Needless to say, with production volumes like that, it's hardly surprising that its products have been exported to numerous countries, providing it with revenues in the millions.

The company itself has a number of subsidiaries -- including one in Inner Mongolia that hails by the incredibly lengthy name of the Inner Mongolia Luhua Sunflower Seeds Oil Company Limited.

The reason that I mention this particular plant in Inner Mongolia is simply because of its size. If you take a look at the picture below, you will see what I mean.

Now you might think that such a plant would employ a lot of people to perform tedious manual operations to check the size and the quality of the sunflower seeds before they are processed to make the oil.

But that's where you'd be wrong. It's for certain that many of the processes are automated, not in the least the sorting of the seeds according to their color.

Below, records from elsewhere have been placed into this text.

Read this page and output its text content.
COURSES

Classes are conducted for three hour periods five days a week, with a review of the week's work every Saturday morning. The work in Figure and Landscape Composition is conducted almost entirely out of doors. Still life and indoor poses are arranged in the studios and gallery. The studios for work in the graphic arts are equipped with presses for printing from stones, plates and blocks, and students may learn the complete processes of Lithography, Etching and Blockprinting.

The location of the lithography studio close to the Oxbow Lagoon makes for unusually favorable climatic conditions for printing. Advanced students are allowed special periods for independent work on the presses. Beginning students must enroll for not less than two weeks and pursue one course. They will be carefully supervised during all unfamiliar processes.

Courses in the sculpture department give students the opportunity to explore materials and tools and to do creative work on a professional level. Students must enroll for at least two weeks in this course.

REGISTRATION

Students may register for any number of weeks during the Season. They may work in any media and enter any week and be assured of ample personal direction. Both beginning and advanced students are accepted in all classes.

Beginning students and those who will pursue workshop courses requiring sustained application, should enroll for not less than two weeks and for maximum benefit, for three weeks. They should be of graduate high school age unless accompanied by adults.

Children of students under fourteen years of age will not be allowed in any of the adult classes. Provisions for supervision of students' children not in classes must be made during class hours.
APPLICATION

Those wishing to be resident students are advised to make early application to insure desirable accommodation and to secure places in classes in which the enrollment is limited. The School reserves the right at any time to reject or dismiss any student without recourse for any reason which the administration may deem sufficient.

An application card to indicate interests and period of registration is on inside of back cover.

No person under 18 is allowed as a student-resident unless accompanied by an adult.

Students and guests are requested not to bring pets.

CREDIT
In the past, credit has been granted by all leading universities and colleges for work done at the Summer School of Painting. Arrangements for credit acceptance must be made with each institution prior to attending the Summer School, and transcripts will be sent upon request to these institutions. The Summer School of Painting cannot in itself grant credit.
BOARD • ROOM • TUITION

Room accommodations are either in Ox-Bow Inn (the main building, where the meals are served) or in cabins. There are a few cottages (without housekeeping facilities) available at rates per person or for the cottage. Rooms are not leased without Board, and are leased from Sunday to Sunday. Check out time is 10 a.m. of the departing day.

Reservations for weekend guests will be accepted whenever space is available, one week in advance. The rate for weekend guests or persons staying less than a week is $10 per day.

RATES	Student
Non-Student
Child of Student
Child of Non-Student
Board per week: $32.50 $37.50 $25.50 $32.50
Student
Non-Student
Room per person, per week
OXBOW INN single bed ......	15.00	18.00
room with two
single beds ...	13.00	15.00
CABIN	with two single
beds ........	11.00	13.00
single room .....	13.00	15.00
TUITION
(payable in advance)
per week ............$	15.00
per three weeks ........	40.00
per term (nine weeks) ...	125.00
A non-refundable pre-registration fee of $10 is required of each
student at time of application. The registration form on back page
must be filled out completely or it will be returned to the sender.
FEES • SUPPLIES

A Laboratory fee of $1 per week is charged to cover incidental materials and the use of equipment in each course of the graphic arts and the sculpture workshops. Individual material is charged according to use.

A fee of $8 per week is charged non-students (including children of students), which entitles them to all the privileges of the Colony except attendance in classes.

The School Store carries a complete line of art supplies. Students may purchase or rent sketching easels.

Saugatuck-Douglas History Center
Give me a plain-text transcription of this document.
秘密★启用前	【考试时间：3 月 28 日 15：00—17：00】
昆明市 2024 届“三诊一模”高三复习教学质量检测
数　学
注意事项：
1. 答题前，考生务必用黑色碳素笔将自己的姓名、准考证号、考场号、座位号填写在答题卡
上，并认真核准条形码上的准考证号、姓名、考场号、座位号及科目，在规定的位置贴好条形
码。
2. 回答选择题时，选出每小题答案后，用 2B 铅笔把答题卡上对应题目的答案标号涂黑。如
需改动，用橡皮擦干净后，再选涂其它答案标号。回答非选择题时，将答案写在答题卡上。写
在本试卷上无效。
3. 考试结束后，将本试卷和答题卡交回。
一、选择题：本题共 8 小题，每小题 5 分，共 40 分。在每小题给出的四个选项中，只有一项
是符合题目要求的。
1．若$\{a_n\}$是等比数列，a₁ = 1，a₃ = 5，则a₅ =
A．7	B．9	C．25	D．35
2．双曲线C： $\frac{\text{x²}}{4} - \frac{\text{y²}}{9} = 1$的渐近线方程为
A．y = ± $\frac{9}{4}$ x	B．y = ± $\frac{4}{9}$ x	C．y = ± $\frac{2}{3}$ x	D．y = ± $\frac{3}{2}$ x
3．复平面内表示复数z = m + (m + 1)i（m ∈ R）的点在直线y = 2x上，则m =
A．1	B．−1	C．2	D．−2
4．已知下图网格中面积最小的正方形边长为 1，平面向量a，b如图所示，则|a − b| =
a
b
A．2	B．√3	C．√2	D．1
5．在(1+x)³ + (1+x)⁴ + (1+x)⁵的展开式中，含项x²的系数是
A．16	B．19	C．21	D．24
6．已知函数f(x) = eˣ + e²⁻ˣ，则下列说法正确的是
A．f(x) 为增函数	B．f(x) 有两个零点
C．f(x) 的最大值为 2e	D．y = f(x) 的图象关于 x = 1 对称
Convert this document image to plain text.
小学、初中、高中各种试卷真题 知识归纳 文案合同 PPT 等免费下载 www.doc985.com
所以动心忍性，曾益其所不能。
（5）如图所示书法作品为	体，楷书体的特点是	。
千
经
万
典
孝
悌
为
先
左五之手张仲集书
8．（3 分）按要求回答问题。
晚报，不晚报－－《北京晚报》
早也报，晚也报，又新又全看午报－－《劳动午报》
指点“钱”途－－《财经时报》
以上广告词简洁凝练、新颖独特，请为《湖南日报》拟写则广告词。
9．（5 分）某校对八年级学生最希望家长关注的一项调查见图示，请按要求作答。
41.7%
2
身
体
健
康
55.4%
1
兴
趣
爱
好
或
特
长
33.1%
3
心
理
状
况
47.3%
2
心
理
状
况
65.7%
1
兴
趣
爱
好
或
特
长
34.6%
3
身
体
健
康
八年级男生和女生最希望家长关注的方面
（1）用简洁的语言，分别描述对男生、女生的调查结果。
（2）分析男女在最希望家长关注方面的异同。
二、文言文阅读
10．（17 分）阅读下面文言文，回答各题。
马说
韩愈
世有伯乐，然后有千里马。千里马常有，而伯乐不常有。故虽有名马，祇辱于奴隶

The picture below, for example, testifies to that fact. Taken from inside the plant itself, it appears to show a plethora of color sorting machines from Anhui Jiexun Optoelectronic Technology (Hefei, Anhui, China). This company has produced an array of such systems to automate the sorting of all sorts of agricultural products -- including rice, cereals, beans, nuts and tea!

Now for those of you still reeling from the news that Vision 2013 has been cancelled, let me remind you that Vision China 2013 will still be held between October 16-18 this year at the China International Exhibition Center (Beijing, China).

Perhaps now is the perfect time for those of us who manufacture and market components used in vision systems to look a little further afield for new opportunities. China might be just the place.